Pour rappel, le FEDef a été proposé pour des raisons politiques [doutes sur l’attitude des États-Unis depuis l’élection de M. Trump, menaces au sud et à l’est, perspective de la sortie du Royaume-Uni de l’UE], économiques [bâtir une industrie européenne de la défense autonomie] et, in fine, stratégiques.

C’est d’ailleurs ce qu’a ré-affirmé Thierry Breton, chargé du marché intérieur, du numérique, des services, de l’industrie, de la défense et de l’espace au sein de la nouvelle commission qui, présidée par Ursula von der Leyen, est entrée en fonction le 1er décembre.

« La défense va être un enjeu absolument essentiel pour les cinq ans qui viennent de cette Commission et ce sera sous ma responsabilité, avec pour la première fois la création d’une industrie européenne de défense coordonnée pour partie par la Commission européenne », a rappelé M. Breton sur les ondes de RMC, le 2 décembre. « Ce qui est important, c’est que nous ayons des technologies de défense qui soient propres et qui soient souveraines », a-t-il ajouté.

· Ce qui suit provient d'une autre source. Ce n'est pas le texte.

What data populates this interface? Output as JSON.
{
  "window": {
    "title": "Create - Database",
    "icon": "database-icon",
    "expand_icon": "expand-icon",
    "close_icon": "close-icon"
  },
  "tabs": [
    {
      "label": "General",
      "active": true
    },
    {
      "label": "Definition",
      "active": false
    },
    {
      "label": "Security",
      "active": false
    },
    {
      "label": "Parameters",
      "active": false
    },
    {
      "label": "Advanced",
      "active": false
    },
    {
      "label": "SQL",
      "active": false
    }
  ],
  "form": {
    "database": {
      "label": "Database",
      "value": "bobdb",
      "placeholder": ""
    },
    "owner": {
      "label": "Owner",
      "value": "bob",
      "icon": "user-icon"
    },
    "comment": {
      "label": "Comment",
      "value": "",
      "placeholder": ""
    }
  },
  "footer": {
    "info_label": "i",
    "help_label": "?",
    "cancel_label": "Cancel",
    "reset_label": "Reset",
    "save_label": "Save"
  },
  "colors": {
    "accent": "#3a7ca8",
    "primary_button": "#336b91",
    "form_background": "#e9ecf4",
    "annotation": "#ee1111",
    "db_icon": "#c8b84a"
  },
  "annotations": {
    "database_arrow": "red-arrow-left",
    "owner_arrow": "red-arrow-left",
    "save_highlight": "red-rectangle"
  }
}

S’agissant du FEDef, « ce sont 13 milliards d’euros qui vont être investis pour commencer à bâtir une industrie de défense européenne coordonnée sur l’ensemble du territoire européen sans laisser aucun membre de côté. Chacun doit à son niveau s’approprier une partie de sa défense », a fait valoir M. Breton, pour qui « nous entrons dans un monde extraordinairement dangereux, un monde instable dans lequel l’Europe doit prendre de plus en plus son destin en mains, et son destin, c’est aussi son destin militaire. »

Et, alors que le président Macron ne cesse de plaider en faveur d’une autonomie stratégique européenne, la France s’oppose évidemment à toute réduction des moyens alloués à ce futur FEDef. « C’est, pour nous, une ligne rouge absolue! », a ainsi affirmé Amélie de Montchalin, secrétaire d’État chargée des affaires européennes auprès du ministre des Affaires étrangères.

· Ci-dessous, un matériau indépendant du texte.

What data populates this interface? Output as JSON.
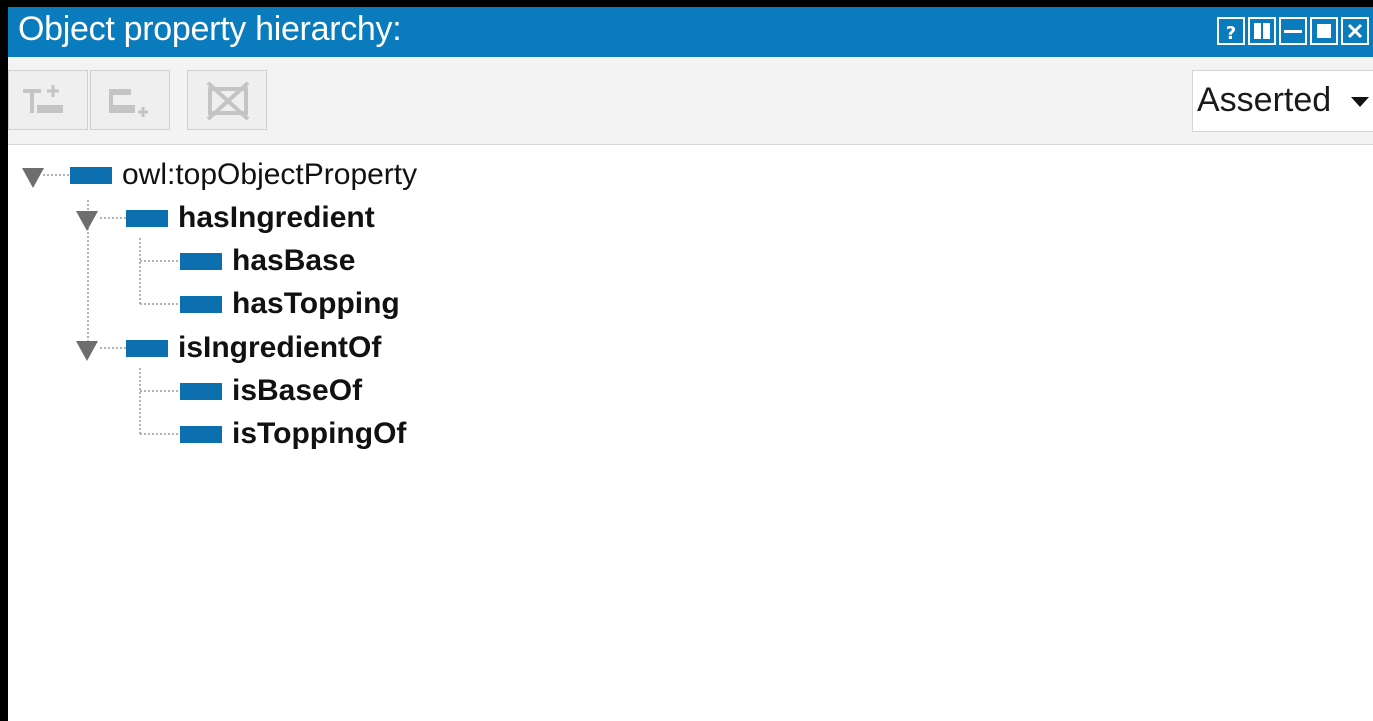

« Il y a des choses qui nous vont très bien : il y a plus d’argent pour la PAC, ce qui est une bonne nouvelle car c’est un élément de souveraineté » mais « sur la défense, évidemment que c’est inacceptable […] au moment même où on dit qu’on veut une Europe qui puisse s’affirmer dans le monde », expliqué Mme de Montchalin, sur BFMTV, le 5 décembre.

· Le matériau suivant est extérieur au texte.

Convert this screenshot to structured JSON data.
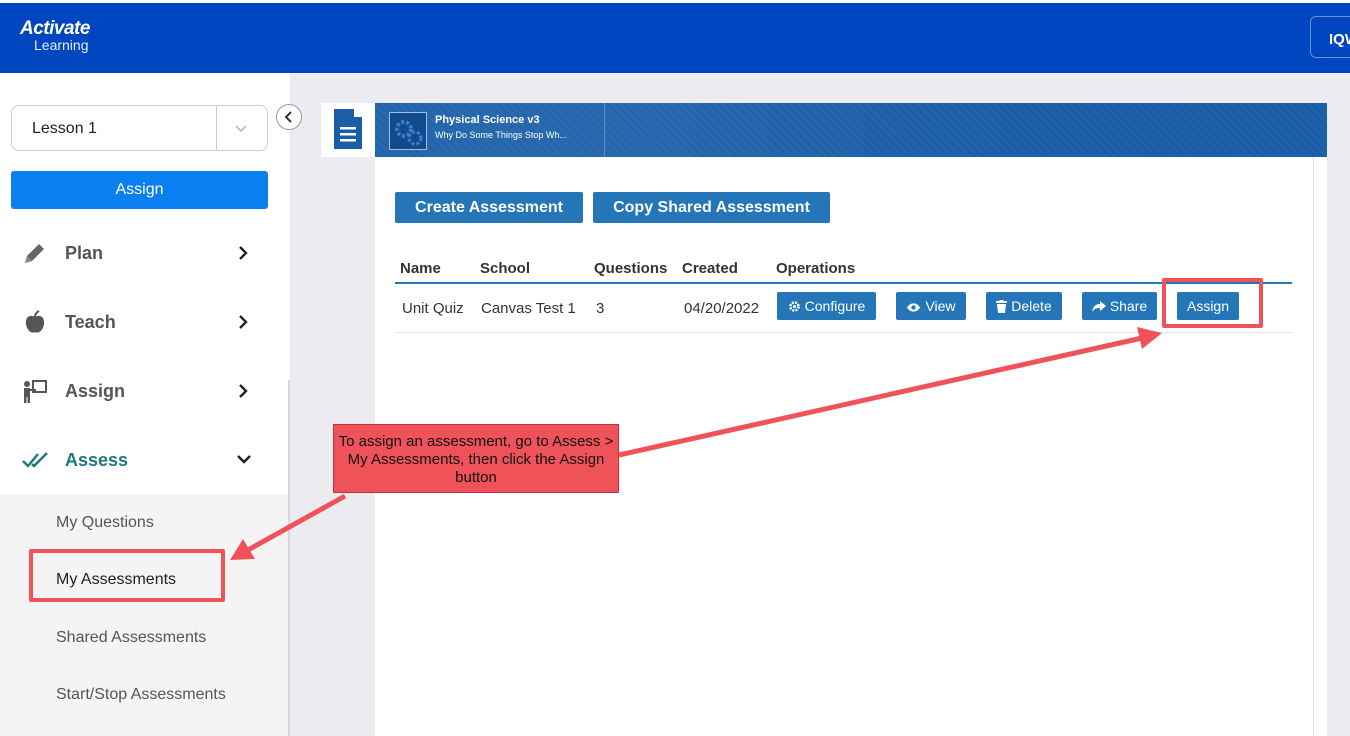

La présidente  de la commission européenne ne s’est pas exprimée en ces termes… Mais il n’en reste pas moins qu’elle voit d’un mauvais oeil la proposition finlandaise. « Les moyens, dans le propos finlandais, je crois qu’ils ne sont pas assez hauts. Si on est sérieux, il faut investir. Quand il y a une crise, et quand l’UE est d’accord d’agir, elle doit avoir les procédures et les moyens », a-t-elle fait valoir, le 4 décembre.

Il reste un tout petit plus d’un an pour que les 27 se mettent d’accord sur le prochain Cadre financier pluriannuel, étant donné que ce dernier doit entrer en vigueur le 1er janvier 2021.